THE ART OF WAR IN THE MIDDLE AGES 57
Democracy and the Decline of Swiss Prowess
5.21. Democracy and the Decline of Swiss Prowess
Last but not least important among the causes of the decline of the military ascendancy of the Confederates, was the continual deterioration of their discipline. While among other nations the commanders were becoming more and more masters of the art of war, among the Swiss they were growing more and more the slaves of their own soldiery. The division of their authority had always been detrimental to the development of strategical skill, but it now began to make even tactical arrangements impossible. The army looked upon itself as a democracy entitled to direct the proceedings of its ministry, rather than a body under military discipline. Filled with a blind confidence in the invincibility of their onset, they calmly neglected the orders which appeared to them superfluous.
On several occasions they delivered an attack on the front of a position which it had been intended to turn; on others they began the conflict, although they had been directed to wait for the arrival of other divisions before giving battle.
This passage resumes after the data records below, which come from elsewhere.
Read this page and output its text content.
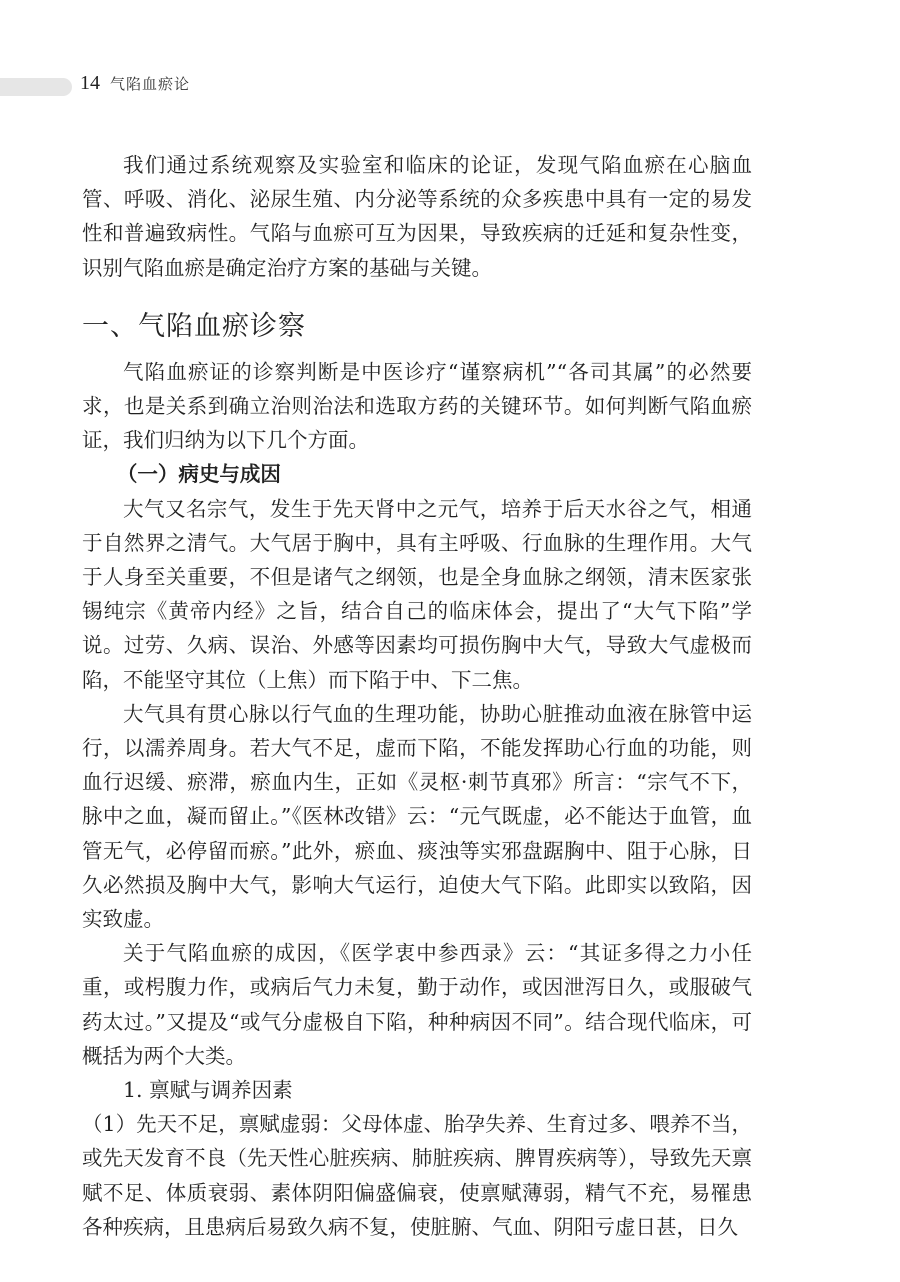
14 气陷血瘀论

我们通过系统观察及实验室和临床的论证，发现气陷血瘀在心脑血管、呼吸、消化、泌尿生殖、内分泌等系统的众多疾患中具有一定的易发性和普遍致病性。气陷与血瘀可互为因果，导致疾病的迁延和复杂性变，识别气陷血瘀是确定治疗方案的基础与关键。

一、气陷血瘀诊察

气陷血瘀证的诊察判断是中医诊疗“谨察病机”“各司其属”的必然要求，也是关系到确立治则治法和选取方药的关键环节。如何判断气陷血瘀证，我们归纳为以下几个方面。

（一）病史与成因

大气又名宗气，发生于先天肾中之元气，培养于后天水谷之气，相通于自然界之清气。大气居于胸中，具有主呼吸、行血脉的生理作用。大气于人身至关重要，不但是诸气之纲领，也是全身血脉之纲领，清末医家张锡纯宗《黄帝内经》之旨，结合自己的临床体会，提出了“大气下陷”学说。过劳、久病、误治、外感等因素均可损伤胸中大气，导致大气虚极而陷，不能坚守其位（上焦）而下陷于中、下二焦。

大气具有贯心脉以行气血的生理功能，协助心脏推动血液在脉管中运行，以濡养周身。若大气不足，虚而下陷，不能发挥助心行血的功能，则血行迟缓、瘀滞，瘀血内生，正如《灵枢·刺节真邪》所言：“宗气不下，脉中之血，凝而留止。”《医林改错》云：“元气既虚，必不能达于血管，血管无气，必停留而瘀。”此外，瘀血、痰浊等实邪盘踞胸中、阻于心脉，日久必然损及胸中大气，影响大气运行，迫使大气下陷。此即实以致陷，因实致虚。

关于气陷血瘀的成因，《医学衷中参西录》云：“其证多得之力小任重，或枵腹力作，或病后气力未复，勤于动作，或因泄泻日久，或服破气药太过。”又提及“或气分虚极自下陷，种种病因不同”。结合现代临床，可概括为两个大类。

1. 禀赋与调养因素

（1）先天不足，禀赋虚弱：父母体虚、胎孕失养、生育过多、喂养不当，或先天发育不良（先天性心脏疾病、肺脏疾病、脾胃疾病等），导致先天禀赋不足、体质衰弱、素体阴阳偏盛偏衰，使禀赋薄弱，精气不充，易罹患各种疾病，且患病后易致久病不复，使脏腑、气血、阴阳亏虚日甚，日久
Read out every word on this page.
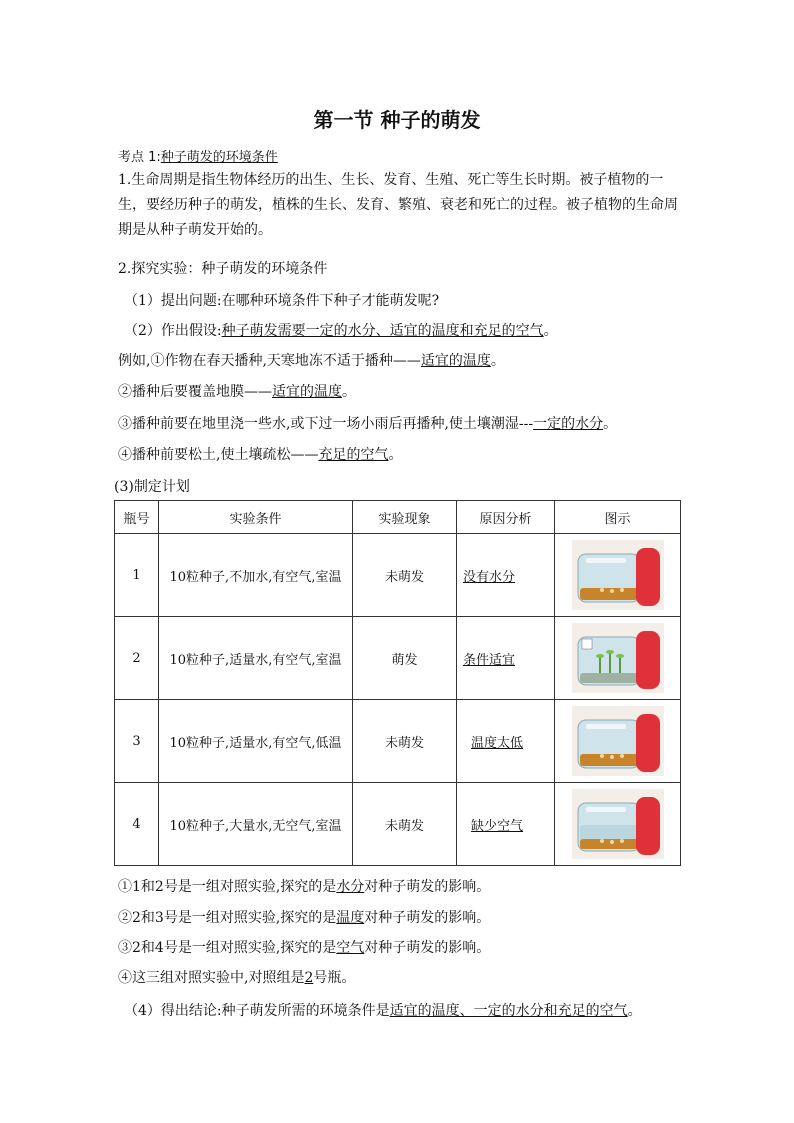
第一节 种子的萌发
考点 1:种子萌发的环境条件
1.生命周期是指生物体经历的出生、生长、发育、生殖、死亡等生长时期。被子植物的一生，要经历种子的萌发，植株的生长、发育、繁殖、衰老和死亡的过程。被子植物的生命周期是从种子萌发开始的。
2.探究实验：种子萌发的环境条件
（1）提出问题:在哪种环境条件下种子才能萌发呢?
（2）作出假设:种子萌发需要一定的水分、适宜的温度和充足的空气。
例如,①作物在春天播种,天寒地冻不适于播种——适宜的温度。
②播种后要覆盖地膜——适宜的温度。
③播种前要在地里浇一些水,或下过一场小雨后再播种,使土壤潮湿---一定的水分。
④播种前要松土,使土壤疏松——充足的空气。
(3)制定计划
瓶号	实验条件	实验现象	原因分析	图示
1	10粒种子,不加水,有空气,室温	未萌发	没有水分	

2	10粒种子,适量水,有空气,室温	萌发	条件适宜	

3	10粒种子,适量水,有空气,低温	未萌发	温度太低	

4	10粒种子,大量水,无空气,室温	未萌发	缺少空气	
①1和2号是一组对照实验,探究的是水分对种子萌发的影响。
②2和3号是一组对照实验,探究的是温度对种子萌发的影响。
③2和4号是一组对照实验,探究的是空气对种子萌发的影响。
④这三组对照实验中,对照组是2号瓶。
（4）得出结论:种子萌发所需的环境条件是适宜的温度、一定的水分和充足的空气。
If things were not going well they threw away even the semblance of obedience to their leaders. Before Bicocca the cry was raised, ‘Where are the officers, the pensioners, the double-pay men? Let them come out and earn their money fairly for once: they shall all fight in the front rank to-day.’ What was even more astonishing than the arrogance of the demand, was the fact that it was obeyed. The commanders and captains stepped forward and formed the head of the leading column; hardly one of them survived the fight, and Winkelried of Unterwalden, the leader of the vanguard, was the first to fall under the lances of Frundsberg’s landsknechts.
What was to be expected from an army in which the men gave the orders and the officers executed them? Brute strength and heedless courage were the only qualities now employed by the Swiss, while against them were pitted the scientific generals of the new school of war. The result was what might have been expected: the pike tactics, which had been the admiration of Europe, were superseded, because they had become stereotyped, and the Swiss lost their proud position as the most formidable infantry in the world.